After two days of debate, the Senate passed the measure, 60–28. The next day, the House concurred, 227–183. The following day, August 5, 2007, just eight days after his radio address, President Bush signed the bill into law.
With the technical advances of the previous decade—the Turbulence program, the Real Time Regional Gateway, the new generation of supercomputers, and the ingenuity of the hackers in the Office of Tailored Access Operations—the government could wade into all the streams of the World Wide Web. And with the new political powers invested in Fort Meade—the consolidation of all the services’ signals intelligence bureaus and the start-up of U.S. Cyber Command, to be headed by the NSA director—it would be the NSA that did the wading, with the consent and authority of the White House, the Congress, and the secret chamber that the Supreme Court had set up as its proxy in the dark world.

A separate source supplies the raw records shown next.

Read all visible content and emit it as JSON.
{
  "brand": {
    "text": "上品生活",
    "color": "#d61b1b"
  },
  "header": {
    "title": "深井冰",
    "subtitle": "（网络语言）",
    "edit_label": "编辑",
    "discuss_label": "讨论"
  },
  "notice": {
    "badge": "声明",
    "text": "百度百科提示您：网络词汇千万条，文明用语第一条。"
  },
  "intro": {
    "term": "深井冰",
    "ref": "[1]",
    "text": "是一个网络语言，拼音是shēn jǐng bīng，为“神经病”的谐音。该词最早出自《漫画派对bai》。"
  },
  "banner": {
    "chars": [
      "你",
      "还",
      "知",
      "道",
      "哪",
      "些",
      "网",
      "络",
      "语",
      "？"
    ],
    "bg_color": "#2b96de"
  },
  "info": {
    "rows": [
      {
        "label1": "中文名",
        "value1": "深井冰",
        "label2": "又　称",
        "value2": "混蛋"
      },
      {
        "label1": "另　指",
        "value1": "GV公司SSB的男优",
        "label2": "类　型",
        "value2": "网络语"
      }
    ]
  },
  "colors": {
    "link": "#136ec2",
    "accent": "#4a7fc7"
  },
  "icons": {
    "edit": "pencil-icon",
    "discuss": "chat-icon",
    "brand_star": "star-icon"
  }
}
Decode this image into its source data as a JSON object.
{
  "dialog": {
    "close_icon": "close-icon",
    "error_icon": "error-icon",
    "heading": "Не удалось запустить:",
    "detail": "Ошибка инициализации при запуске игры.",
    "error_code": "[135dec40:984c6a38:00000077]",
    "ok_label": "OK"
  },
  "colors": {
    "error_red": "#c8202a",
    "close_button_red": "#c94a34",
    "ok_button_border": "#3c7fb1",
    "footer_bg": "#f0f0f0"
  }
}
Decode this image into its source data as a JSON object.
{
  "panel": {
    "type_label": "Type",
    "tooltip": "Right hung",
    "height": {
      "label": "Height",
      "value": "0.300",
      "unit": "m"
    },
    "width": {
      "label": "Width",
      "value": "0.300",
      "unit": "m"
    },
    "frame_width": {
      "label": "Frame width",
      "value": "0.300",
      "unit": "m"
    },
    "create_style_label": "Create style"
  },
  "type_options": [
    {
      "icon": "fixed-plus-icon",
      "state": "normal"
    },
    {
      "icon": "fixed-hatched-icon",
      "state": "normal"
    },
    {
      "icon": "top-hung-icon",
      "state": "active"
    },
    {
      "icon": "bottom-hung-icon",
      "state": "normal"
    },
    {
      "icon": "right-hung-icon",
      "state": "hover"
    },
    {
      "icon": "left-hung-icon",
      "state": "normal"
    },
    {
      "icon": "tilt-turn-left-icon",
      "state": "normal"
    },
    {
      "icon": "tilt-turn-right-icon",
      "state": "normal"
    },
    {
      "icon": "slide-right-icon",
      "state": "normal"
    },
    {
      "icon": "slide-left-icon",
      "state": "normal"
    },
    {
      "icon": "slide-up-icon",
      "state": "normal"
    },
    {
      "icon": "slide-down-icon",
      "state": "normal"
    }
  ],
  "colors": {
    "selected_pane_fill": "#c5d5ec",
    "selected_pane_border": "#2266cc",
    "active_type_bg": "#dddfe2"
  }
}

It was a new age of expansive horizons for the NSA, and Keith Alexander was its ideal voyager. A common critique of the intelligence failure on 9/11 was that the relevant agencies possessed a lot of facts—a lot of data points—that might have pointed to an imminent attack, but no one could “connect the dots.” Now, six years later, new technology allowed the NSA to gather so much data—a seamless stream of data points—that the dots almost connected themselves.
The convergence of technological advances and the post-9/11 fears of terrorism spawned a cultural change, too: a growing, if somewhat resigned, acceptance of intrusions into daily life. Back in 1984, the first presidential directive on computer security, signed by Ronald Reagan, was quashed because it empowered the NSA to set standards for all American computers—military, government, private, and commercial—and Congress wasn’t about to let Fort Meade have a say in domestic surveillance or policy. Now, not quite a quarter century later, digital data crossed borders routinely; for all practical purposes, borders withered away, and so did the geographic strictures on the reach of the NSA.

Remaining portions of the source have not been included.